Background
1996-1997 Survey of Jewish Communal Professionals

The Jewish Outreach Institute [JOI], founded in 1987, is the only national organization embracing all branches of Judaism, which focuses upon encouraging interfaith couples and their families to remain within the Jewish community. JOI is a national information resource for the intermarried and the Jewish professional community, as well as an advocate for outreach programs to intermarried families and their children. As part of its national outreach efforts, JOI has:
  1. published several pamphlets on intermarriage;
  2. become the national central address for organizing conferences on the impact of intermarriage on the Jewish community and publishing the proceedings of these conferences;
  3. published a quarterly Newsletter informing professionals serving the intermarried of new programs and ideas;
  4. developed an Internet Web Site to assist in the dissemination of information
  5. recently begun to provide direct training in outreach techniques and perspectives for the Jewish Federation of New York; and,
  6. conducted five previous stuides on intermarriage.

In 1991 and 1992, JOI surveyed (a)lay and professional leadership of synagogues, (b)lay and professional leadership of Jewish community agencies, and (c) the readership of major Jewish community newspapers in 1992. Surveys with intermarried families and their children were conducted on behalf of JOI by the prestigious National Family Opinion Research Corporation in 1995 and 1996. The results of thse previous studies demonstrated what David W. Belin, Chairman of the Jewish Outreach Institute, has called "remarkable consistency in opinion from survey to survey about the overwhelming support among the lay constituency of all branches of Judaism for reaching out to interfaith families." Over 80% of Orthodox Jews and over 90% of Conservative and Reform Jews were in favor of programming for outreach to the intermarried.
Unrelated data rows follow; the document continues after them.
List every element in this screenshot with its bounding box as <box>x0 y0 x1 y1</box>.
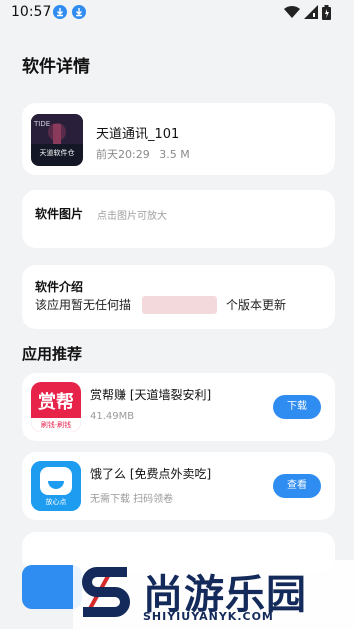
recommend-title: 应用推荐 <box>22 345 83 363</box>
rec-icon-caption: 放心点 <box>45 498 67 506</box>
svg-text:TIDE: TIDE <box>33 120 50 128</box>
intro-card: 软件介绍 该应用暂无任何描 个版本更新 <box>22 265 335 329</box>
app-info-card: TIDE 天道软件仓 天道通讯_101 前天20:29 3.5 M <box>22 103 335 175</box>
eleme-app-icon: 放心点 <box>31 461 81 511</box>
download-notification-icon <box>72 5 86 19</box>
page-title: 软件详情 <box>22 57 90 77</box>
recommend-item[interactable]: 放心点 饿了么 [免费点外卖吃] 无需下载 扫码领卷 查看 <box>22 452 335 520</box>
watermark-logo <box>82 567 130 617</box>
download-notification-icon <box>53 5 67 19</box>
status-time: 10:57 <box>11 4 52 20</box>
screenshots-card[interactable]: 软件图片 点击图片可放大 <box>22 190 335 248</box>
app-size: 3.5 M <box>159 148 190 161</box>
intro-text-end: 个版本更新 <box>226 298 287 312</box>
rec-icon-text: 赏帮 <box>38 392 74 413</box>
app-name: 天道通讯_101 <box>96 127 180 142</box>
status-bar: 10:57 <box>0 0 354 26</box>
redaction-blur <box>142 296 217 314</box>
app-date: 前天20:29 <box>96 148 150 161</box>
watermark-url: SHIYIUYANYK.COM <box>143 610 274 623</box>
cellular-signal-icon <box>304 5 318 19</box>
app-icon-caption: 天道软件仓 <box>39 149 75 157</box>
download-button[interactable]: 下载 <box>273 395 321 419</box>
app-meta: 前天20:29 3.5 M <box>96 146 190 162</box>
battery-icon <box>322 5 331 20</box>
intro-label: 软件介绍 <box>35 280 84 294</box>
shangbang-app-icon: 赏帮 刷钱·刷钱 <box>31 382 81 432</box>
rec-icon-caption: 刷钱·刷钱 <box>31 418 81 432</box>
screenshots-label: 软件图片 <box>35 207 84 221</box>
screenshots-hint: 点击图片可放大 <box>97 211 167 222</box>
intro-text-start: 该应用暂无任何描 <box>35 298 132 312</box>
wifi-icon <box>284 5 300 19</box>
rec-app-name: 赏帮赚 [天道墙裂安利] <box>90 388 212 402</box>
rec-app-size: 41.49MB <box>90 411 135 422</box>
rec-app-desc: 无需下载 扫码领卷 <box>90 494 174 505</box>
view-button[interactable]: 查看 <box>273 474 321 498</box>
watermark: 尚游乐园 SHIYIUYANYK.COM <box>73 560 354 629</box>
recommend-item[interactable]: 赏帮 刷钱·刷钱 赏帮赚 [天道墙裂安利] 41.49MB 下载 <box>22 373 335 441</box>
rec-app-name: 饿了么 [免费点外卖吃] <box>90 467 212 481</box>
app-icon: TIDE 天道软件仓 <box>31 114 83 166</box>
Similarly, interfaith families with young children were interested in programs to help them become better integrated into Jewish life, and Jewish professional/lay leaders of synagogues and community service agencies supported outreach efforts.

During the early stages of JOI's new initiative in direct training of Jewish professionals to provide outreach services to the intermarried [and unaffiliated], it became apparent that Jewish communal professionals had not previously been surveyed on their attitudes and experiences with interfaith families and children of interfaith marriages -- depsite the reality that these communal service professionals represent the backbone of educational, cultural, recreational, and social services provided by the organized Jewish community. Only through these professionals can the Jewish community effectively provide direct day-to-day support for interfaith families and their children. As such, their experiences and attitudes are critical to the development of a systematic program of outreach.